Il serait bon de définir ce que pour beaucoup de citoyen.ne.s n’est qu’un mouvement associatif issu des bobos, rêveurs, marginaux, sans cravate, néo ruraux, CS+. Sont-ils, elles crédibles ?

Julien Bayou, fraichement élu secrétaire national EELV, nous dit que l’écologie, n’est pas soluble dans la gauche, certes. Il n’est surtout pas soluble dans cette société. Je n’énumérerais pas ici la liste mortifère des déficiences, de la déraison et de l’injustice criminele que font régner les décideurs de notre monde. Les rapports se succèdent, des milliers de scientifiques nous enjoignent.

Le changement de paradigme qui doit en découler est radicale. Et si nous le voulons, il n’en sera pas moins, quelque soit les formes qu’il prend, une libération de notre humanité. La technologie doit dès à présent se tourner radicalement vers une vision d’avenir où l’humain à toute sa place, dans le respect à long terme de la nature, c’est le choix de soi-même face à la barbarie.

Expliquons-nous, l’écologie politique est profondément anti-capitaliste, par respect de la vie et en contradiction aux valeurs distillés depuis des milliers d’année par les religions monothéistes, jusqu’au modernisme et sa révolution industrielle, que je ne renie pas, mais qui prône l’homme dominant et dissocié de cette nature.

Il va sans dire que “l’intérêt du capital n’est pas le même que celui des peuples de la planète“ nous dit Thea Riofrancos, je rajouterai : et encore moins celui de la nature. Alors qu’il faudrait commencer par là, c’est la singularité de l’écologie politique. Notre vision est globale et systémique. Nous ne défendons pas la nature, nous sommes la nature qui se défend.L’écologie propose ce regard tourné vers le vivant englobant à part entière, l’humanité dans un équilibre respectueux et symbiotique. Nous ne faisons pas fi des progrès réalisés, des avancés scientifiques, philosophiques, sociologiques, que nous avons pu réaliser. Il nous faut maintenant raison gardé.

L’heure est à la maturité. Le développement peut-être durable s’il n’est pas extractiviste. Un développement ciblé au service d’une meilleur humanité. Une maturité pour un monde plus sage, respectueux de sa maison ayant conscience de son impact et de son interdépendance acceptant sa finitude, cultivant l’adelphité et l’agapé, sources de joie.

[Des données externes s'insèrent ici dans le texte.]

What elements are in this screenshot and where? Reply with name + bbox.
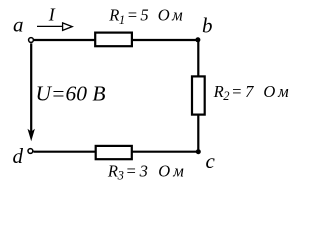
wire bottom: d to R3 (33, 151, 95, 153)
svg-text:b: b (202, 14, 213, 38)
resistor R1 (95, 33, 132, 47)
resistor R2 (192, 76, 205, 114)
svg-text:R2=7 Ом: R2=7 Ом (213, 82, 292, 103)
wire right: R2 to c (197, 115, 199, 153)
current arrow I open head (63, 23, 73, 31)
node b junction dot (195, 37, 200, 42)
wire top: a to R1 (34, 39, 95, 41)
svg-text:c: c (206, 149, 216, 173)
svg-text:R1=5 Ом: R1=5 Ом (108, 6, 185, 27)
voltage arrow U head (28, 129, 35, 142)
wire top: R1 to b (133, 39, 200, 41)
svg-text:a: a (13, 13, 24, 37)
current arrow I line (37, 25, 63, 27)
terminal a (29, 38, 34, 43)
wire bottom: R3 to c (132, 151, 199, 153)
resistor R3 (96, 146, 132, 159)
svg-text:I: I (48, 5, 56, 25)
svg-text:R3=3 Ом: R3=3 Ом (107, 161, 187, 182)
node c junction dot (196, 149, 201, 154)
wire right: b to R2 (197, 39, 199, 76)
voltage arrow U wire (30, 43, 32, 134)
terminal d (28, 149, 33, 154)
svg-text:d: d (13, 144, 24, 168)
svg-text:U=60 В: U=60 В (36, 81, 106, 105)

C’est par définition que l’écologie politique fait du sociale et de la justice, le contraire n’est pas toujours vrai. Ce que je veux dire c’est qu’il nous faut dépasser l’ambition sociale qui se trouve être, la résultante logique de l’action écologiste. Si vous cultivez des plans de tomates dans votre jardin ou sur votre balcon, c’est pour en manger et les partager. Si vous faite de l’écologie c’est pour entretenir votre vie et celle des autres.